Well, today I am home with the girls since Nadia has a fever close to 103. Wonderful. This is not really how I like to use up my comp time, but I am sure this is not how Nadia likes to spend her time either.
I find myself doing some strange things, not that that would surprise anyone. Every time I turn on the computer, I have a few sites that I have put into my favorites that I look at every day. My Sisters In Survivorship online support group, which I have been laying low with lately, but check daily. Sometimes it gets overwhelming, and I need a break. Sometimes I check eBay, sometimes I play games, sometimes I look at our scarey bank account, and I always look at my favorite blogs. In fact, I have quoted one blog in particular called Cancer,Baby. I don't even remember how I came across it, but I would check it every day. Cancer, Baby writing always made me laugh and cry, so I tried to keep up with her blog. I would check and check and sometimes there would be something new, but most of the time I waited. Every once in a while there would be a post made on behalf of CB by her friend, which I always appreciated. Until the final post. It had been weeks. And there it was, CB had died. I was so sad for the loss of such a person, but glad that she was no longer suffering. http://cancerbaby.typepad.com/cancerbaby/ if you are interested. But here's the odd thing that I find myself doing every day since. I still go to her site and look. I read those words over and over, almost in denial, but I know better. And even more than that I know that that could be any one of us cancer people. I know that we walk a very fine line, balancing between the world of cancer, and the world of not, trying not to fall on either side of the fence.

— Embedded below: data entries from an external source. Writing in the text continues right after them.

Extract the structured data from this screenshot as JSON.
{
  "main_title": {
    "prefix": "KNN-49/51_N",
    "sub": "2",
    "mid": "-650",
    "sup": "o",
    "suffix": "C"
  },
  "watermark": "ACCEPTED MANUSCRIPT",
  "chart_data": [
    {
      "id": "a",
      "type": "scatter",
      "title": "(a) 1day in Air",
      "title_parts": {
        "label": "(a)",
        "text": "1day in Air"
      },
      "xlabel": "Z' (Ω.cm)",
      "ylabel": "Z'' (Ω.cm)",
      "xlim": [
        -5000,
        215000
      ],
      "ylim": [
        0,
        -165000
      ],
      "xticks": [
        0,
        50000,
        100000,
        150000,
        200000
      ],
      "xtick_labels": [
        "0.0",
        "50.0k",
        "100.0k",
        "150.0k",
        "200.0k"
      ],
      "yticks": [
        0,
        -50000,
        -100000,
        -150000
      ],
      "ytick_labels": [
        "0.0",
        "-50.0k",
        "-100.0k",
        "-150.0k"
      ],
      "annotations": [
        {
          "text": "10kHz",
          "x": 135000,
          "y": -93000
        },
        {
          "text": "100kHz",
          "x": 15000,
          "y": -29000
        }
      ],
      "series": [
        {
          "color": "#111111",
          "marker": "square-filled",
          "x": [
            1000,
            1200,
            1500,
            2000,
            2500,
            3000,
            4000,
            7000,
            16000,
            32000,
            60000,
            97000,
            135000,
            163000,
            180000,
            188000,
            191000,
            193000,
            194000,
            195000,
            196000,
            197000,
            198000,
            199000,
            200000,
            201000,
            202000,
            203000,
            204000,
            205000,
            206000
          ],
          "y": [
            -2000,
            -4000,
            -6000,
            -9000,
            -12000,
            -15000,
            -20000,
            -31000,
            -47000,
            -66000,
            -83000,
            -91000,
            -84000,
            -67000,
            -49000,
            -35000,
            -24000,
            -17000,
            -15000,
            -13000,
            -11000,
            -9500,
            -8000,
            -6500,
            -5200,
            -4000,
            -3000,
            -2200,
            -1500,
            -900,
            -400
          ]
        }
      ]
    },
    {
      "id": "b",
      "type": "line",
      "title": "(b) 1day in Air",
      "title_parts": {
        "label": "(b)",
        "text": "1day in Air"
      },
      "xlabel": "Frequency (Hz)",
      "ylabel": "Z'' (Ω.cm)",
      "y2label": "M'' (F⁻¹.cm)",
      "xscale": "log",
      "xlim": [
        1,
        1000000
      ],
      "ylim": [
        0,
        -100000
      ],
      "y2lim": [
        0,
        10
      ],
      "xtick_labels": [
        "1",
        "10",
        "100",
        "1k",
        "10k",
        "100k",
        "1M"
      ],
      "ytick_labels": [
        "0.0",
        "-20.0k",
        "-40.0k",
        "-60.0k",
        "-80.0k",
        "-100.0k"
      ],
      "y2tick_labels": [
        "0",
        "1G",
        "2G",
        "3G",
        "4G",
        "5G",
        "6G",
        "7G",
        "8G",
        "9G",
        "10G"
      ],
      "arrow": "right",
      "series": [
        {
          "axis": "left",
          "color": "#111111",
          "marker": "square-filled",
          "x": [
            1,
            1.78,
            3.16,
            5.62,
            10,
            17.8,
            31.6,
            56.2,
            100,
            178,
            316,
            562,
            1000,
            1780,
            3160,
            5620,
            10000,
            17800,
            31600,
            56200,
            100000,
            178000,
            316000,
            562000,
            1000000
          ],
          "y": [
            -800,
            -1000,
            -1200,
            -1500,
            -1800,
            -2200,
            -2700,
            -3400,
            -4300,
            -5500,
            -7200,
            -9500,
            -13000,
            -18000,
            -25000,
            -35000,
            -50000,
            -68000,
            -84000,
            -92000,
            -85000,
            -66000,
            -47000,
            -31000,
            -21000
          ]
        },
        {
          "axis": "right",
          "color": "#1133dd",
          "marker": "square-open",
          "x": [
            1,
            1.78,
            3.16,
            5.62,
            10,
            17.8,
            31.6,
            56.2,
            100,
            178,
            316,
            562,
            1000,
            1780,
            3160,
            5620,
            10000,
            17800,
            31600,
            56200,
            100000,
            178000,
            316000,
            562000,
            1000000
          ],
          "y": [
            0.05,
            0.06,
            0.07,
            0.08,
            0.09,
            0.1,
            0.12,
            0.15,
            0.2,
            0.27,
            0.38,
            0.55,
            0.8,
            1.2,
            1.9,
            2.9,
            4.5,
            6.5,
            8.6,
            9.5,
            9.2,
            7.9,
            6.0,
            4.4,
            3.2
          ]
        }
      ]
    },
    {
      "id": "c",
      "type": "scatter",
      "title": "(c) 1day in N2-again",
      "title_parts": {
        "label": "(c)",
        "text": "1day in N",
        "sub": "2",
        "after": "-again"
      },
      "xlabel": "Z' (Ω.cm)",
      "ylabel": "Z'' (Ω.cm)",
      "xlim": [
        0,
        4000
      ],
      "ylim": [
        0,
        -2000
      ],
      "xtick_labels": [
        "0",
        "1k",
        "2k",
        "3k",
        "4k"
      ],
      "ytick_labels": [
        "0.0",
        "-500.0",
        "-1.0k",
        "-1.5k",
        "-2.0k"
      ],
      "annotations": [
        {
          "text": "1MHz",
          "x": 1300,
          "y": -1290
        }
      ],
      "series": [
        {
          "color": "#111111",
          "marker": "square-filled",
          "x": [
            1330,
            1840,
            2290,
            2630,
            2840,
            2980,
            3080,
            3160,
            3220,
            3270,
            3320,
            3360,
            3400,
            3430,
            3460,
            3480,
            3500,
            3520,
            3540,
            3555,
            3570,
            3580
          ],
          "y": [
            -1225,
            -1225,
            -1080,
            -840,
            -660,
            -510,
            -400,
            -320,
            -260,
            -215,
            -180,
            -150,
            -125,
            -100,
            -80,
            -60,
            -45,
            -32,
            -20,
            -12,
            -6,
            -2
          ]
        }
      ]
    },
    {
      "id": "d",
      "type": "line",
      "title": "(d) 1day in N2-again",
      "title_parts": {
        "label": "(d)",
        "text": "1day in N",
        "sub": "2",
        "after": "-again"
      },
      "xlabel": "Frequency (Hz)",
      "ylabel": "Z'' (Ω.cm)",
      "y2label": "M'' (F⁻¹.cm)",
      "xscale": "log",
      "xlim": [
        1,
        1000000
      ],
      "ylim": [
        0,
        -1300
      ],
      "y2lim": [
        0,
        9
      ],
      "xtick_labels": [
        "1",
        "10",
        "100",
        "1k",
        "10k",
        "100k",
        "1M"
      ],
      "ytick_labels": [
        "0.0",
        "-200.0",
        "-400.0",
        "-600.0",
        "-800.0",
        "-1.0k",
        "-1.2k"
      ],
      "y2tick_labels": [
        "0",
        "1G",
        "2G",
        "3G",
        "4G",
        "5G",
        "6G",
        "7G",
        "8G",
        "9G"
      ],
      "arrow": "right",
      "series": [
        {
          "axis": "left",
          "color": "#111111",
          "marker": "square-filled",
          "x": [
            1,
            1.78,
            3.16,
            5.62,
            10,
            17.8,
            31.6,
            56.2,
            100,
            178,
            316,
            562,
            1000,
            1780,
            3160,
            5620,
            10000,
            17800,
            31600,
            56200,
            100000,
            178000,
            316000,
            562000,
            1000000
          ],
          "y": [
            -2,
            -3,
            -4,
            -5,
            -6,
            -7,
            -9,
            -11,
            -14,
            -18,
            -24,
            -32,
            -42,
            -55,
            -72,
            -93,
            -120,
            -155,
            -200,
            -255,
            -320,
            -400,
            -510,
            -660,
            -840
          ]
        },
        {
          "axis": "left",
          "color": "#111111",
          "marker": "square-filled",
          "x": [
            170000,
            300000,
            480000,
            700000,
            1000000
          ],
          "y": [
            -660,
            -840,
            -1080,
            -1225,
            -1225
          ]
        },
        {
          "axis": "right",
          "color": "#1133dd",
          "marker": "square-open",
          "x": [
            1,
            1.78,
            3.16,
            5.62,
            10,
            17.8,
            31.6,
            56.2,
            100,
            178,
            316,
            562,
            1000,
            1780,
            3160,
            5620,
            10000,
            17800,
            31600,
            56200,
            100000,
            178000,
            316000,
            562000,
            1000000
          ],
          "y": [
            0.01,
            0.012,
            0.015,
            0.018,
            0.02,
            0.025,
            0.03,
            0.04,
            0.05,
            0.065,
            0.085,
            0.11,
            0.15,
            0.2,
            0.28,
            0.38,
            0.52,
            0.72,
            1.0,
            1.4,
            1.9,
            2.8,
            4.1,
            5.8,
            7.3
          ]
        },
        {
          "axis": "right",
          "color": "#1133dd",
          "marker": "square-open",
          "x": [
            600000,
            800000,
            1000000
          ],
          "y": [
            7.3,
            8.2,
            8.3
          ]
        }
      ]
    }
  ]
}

I was talking to my mom the other day and she was voicing her concern over not being able to help me anymore now that treatment is done. Her want (and need) to help, to try and ease the burden that cancer has put on my family and she mentioned "survivor's guilt". I found that very interesting since I had only heard that term used by us cancer people when one of us dies. The guilt that we have survived (thus far) and another person has become a victim. I had never thought about survivors guilt in the context of non-cancer people. I learned a new thing that day, but more importantly, my eyes were opened a little bit more than they had been before. This cancer stuff can be so tricky. You don't know if you are coming or going, staying or leaving, surviving or just managing. I guess it is different every day, depending on how I am feeling and what is going on around me.
I go back to the doctor in August for my check. I have come to not like the graduation process, the opposite, of course, of what you would expect. These checks are little safety nets, they allow us to walk across with a quicker step in our feet, knowing that it will be there if we fall. Now, deep down I know that it is a false sense of security, because I know if the cancer were to come back, before they would find anything, I would probably have symptoms first. And by then.....well, the medical field is a science, that's true, but unfortunately our bodies don't always conform to how science conducts itself.
I don't even know if I am making sense anymore. Forgive me, I have been up since 5:15 with the girls, and the Diet Coke really isn't doing what it should at this point. I better go though and make sure everything's kosher around the house, and make it through another day.